4. Jusqu'à la consolidation intervenue le 15 avril 2019, M. A a été affecté d'un déficit fonctionnel temporaire total pendant 148 jours, de 75% pendant 8 jours, de 50% pendant 271 jours et de 25% pendant 253 jours, justifiant une indemnisation de 8 125 euros.

5. Les souffrances endurées, qui ont été évaluées par l'expert à 4,5/7, justifient le versement d'une indemnité provisionnelle de 12 000 euros.

6. Les préjudices esthétiques temporaire et permanent, respectivement évalués à 1/7 et 1,5/7, justifient globalement une indemnité qui ne saurait être inférieure à 1 500 euros.

7. Le déficit fonctionnel permanent imputable à la complication a été estimé par l'expert à 10%. Si M. A estime que ce taux est sous-évalué, il lui appartiendra éventuellement d'en débattre devant le juge du fond. Au stade du référé, étant âgé de 42 ans à la consolidation, l'obligation de réparation ne saurait raisonnablement être inférieure à 16 000 euros.

8. Les proches de M. A attestent que celui-ci pratiquait diverses activités de loisirs, dont notamment le ski et la randonnée. Ces loisirs étant, à tout le moins, rendus plus difficiles par la limitation de ses capacités physiques, une provision de 5 000 euros lui sera allouée.
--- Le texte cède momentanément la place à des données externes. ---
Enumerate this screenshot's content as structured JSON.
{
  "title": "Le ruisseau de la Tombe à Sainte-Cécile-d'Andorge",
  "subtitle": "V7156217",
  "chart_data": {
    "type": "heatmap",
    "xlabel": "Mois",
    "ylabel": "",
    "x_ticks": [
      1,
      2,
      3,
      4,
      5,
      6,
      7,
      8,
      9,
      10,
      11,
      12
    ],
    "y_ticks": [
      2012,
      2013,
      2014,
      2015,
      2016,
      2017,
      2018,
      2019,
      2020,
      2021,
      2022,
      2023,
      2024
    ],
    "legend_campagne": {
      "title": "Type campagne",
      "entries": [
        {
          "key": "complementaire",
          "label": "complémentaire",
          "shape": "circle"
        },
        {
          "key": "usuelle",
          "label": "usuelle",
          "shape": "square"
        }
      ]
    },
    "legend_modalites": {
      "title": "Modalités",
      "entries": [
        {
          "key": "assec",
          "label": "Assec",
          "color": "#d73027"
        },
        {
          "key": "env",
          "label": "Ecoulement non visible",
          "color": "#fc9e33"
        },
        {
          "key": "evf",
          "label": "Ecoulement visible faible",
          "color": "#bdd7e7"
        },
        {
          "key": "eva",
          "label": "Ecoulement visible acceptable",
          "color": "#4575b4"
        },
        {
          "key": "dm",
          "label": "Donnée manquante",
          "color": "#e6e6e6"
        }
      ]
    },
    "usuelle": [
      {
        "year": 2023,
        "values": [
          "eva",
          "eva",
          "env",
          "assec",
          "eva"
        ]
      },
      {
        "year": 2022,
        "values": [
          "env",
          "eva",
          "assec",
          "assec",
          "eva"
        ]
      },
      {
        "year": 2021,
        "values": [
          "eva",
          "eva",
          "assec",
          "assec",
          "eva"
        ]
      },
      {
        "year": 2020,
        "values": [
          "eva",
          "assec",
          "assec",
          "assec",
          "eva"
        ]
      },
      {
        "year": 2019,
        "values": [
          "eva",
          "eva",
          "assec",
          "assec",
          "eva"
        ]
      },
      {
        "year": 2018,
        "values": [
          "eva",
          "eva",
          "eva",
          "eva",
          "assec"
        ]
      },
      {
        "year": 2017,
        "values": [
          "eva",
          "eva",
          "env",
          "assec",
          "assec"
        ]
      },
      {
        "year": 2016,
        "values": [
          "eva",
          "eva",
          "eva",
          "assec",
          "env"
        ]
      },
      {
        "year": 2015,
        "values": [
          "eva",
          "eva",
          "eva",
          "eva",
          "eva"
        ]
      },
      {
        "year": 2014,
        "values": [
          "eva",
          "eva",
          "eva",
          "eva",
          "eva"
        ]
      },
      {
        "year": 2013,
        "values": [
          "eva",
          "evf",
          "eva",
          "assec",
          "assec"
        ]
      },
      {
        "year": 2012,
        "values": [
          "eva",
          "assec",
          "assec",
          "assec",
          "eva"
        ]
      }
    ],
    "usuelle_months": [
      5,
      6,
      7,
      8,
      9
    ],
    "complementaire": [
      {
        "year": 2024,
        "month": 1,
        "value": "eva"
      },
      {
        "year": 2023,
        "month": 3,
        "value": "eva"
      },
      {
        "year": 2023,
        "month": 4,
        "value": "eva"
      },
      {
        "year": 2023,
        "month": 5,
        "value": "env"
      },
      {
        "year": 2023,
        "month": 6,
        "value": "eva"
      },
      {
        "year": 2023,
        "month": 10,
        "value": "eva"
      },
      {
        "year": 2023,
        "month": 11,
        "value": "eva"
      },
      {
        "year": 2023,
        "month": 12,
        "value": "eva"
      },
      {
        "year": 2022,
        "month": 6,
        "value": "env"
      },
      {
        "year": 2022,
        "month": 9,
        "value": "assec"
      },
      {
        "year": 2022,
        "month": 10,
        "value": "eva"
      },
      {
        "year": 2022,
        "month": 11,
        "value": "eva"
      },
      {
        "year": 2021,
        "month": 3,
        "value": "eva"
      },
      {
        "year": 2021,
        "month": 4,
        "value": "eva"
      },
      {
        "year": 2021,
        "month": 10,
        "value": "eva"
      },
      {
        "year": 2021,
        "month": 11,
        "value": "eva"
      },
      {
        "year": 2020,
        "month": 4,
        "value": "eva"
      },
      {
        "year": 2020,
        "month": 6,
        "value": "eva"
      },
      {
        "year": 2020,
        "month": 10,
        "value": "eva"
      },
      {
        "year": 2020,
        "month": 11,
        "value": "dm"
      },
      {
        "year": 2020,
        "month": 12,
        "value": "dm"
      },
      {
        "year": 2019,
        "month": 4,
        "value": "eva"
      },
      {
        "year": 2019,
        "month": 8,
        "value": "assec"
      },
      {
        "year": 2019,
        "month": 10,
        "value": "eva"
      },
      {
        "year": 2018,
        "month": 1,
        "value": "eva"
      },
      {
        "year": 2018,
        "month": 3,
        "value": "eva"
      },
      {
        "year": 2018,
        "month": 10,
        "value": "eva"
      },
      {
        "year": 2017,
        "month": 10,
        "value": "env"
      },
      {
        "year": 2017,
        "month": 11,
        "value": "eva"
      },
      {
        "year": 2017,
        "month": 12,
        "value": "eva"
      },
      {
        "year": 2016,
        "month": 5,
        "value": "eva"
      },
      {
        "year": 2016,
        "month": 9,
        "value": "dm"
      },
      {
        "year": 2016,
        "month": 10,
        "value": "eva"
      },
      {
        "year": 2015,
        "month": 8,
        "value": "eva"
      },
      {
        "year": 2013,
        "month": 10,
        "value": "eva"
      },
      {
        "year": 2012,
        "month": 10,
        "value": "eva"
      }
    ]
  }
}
- Au titre des préjudices patrimoniaux :

9. Le besoin d'assistance par une tierce personne jusqu'à la consolidation peut raisonnablement être évalué respectivement à 3 heures et 1 heures par jour pour les périodes de déficit fonctionnel temporaire de 75% et de 50 % mentionnées au point 4. Sur la base d'un taux horaire de 17 euros, il justifie une provision de 5 000 euros. En revanche, il est contestable que durant les périodes de déficit fonctionnel temporaire à 25% comme après consolidation, une telle assistance aurait été ou serait nécessaire.

10. Les experts comme la CCI ont reconnu nécessaire l'acquisition d'un véhicule adapté avec boîte de vitesses automatique. Le requérant n'est pas fondé à demander l'indemnisation intégrale pour le futur d'un véhicule de ce type, mais uniquement du surcoût en résultant par rapport au véhicule à boîte manuelle qu'il possède. Ce surcoût ne saurait être raisonnablement inférieur à 8 000 euros.

11. En revanche, il est contestable que l'état physique de M. A nécessite l'aménagement de son logement. Aucune provision ne sera accordée au titre de ce préjudice.

12. Les capacités physiques de M. A augmentant la pénibilité dans l'exercice de son emploi, l'incidence professionnelle peut être réparée au minimum par une somme de 10 000 euros.

13. Il résulte de ce qui précède que le préjudice soumis à l'application de la perte de chance s'élève à 67 125 euros, justifiant l'allocation d'une indemnité de 52 500 euros après application du taux de 80%. S'y ajoute le remboursement des frais d'assistance à expertise justifiés pour un montant de 1 600 euros qui ont vocation à être intégralement indemnisés. Ainsi, c'est une provision totale de 54 100 euros que le centre hospitalier régional de Grenoble et la société Relyens doivent être condamnés à verser à M. A. Cette somme portera intérêts au taux légal à compter du 12 juillet 2023, date de réception de la demande préalable au centre hospitalier de Voiron.

Sur les frais d'instance :

14. Dans les circonstances de l'espèce, il y a lieu de mettre à la charge du centre hospitalier régional de Grenoble une somme de 1 000 euros à verser à M. A au titre de l'article L. 761-1 du code de justice administrative.

O R D O N N E

Article 1er :Le centre hospitalier régional de Grenoble et la société Relyens sont condamnés à verser à M. A une provision de 54 100 euros avec intérêts au taux légal à compter du 12 août 2023.

Article 2 :Le centre hospitalier régional de Grenoble et la société Relyens verseront à M. A une somme de 1 000 euros au titre de l'article L. 761-1 du code de justice administrative

Article 3 :Le surplus des conclusions de la requête est rejeté.

Article 4 :La présente ordonnance sera notifiée à M. B A, au centre hospitalier régional de Grenoble, à la caisse primaire d'assurance maladie du Rhône et à la société Relyens.

Fait à Grenoble, le 4 janvier 2024.

Le juge des référés,

C. Sogno

La République mande et ordonne au ministre de la santé et de la prévention en ce qui le concerne ou à tous commissaires de justice à ce requis en ce qui concerne les voies de droit commun, contre les parties privées, de pourvoir à l'exécution de la présente décision.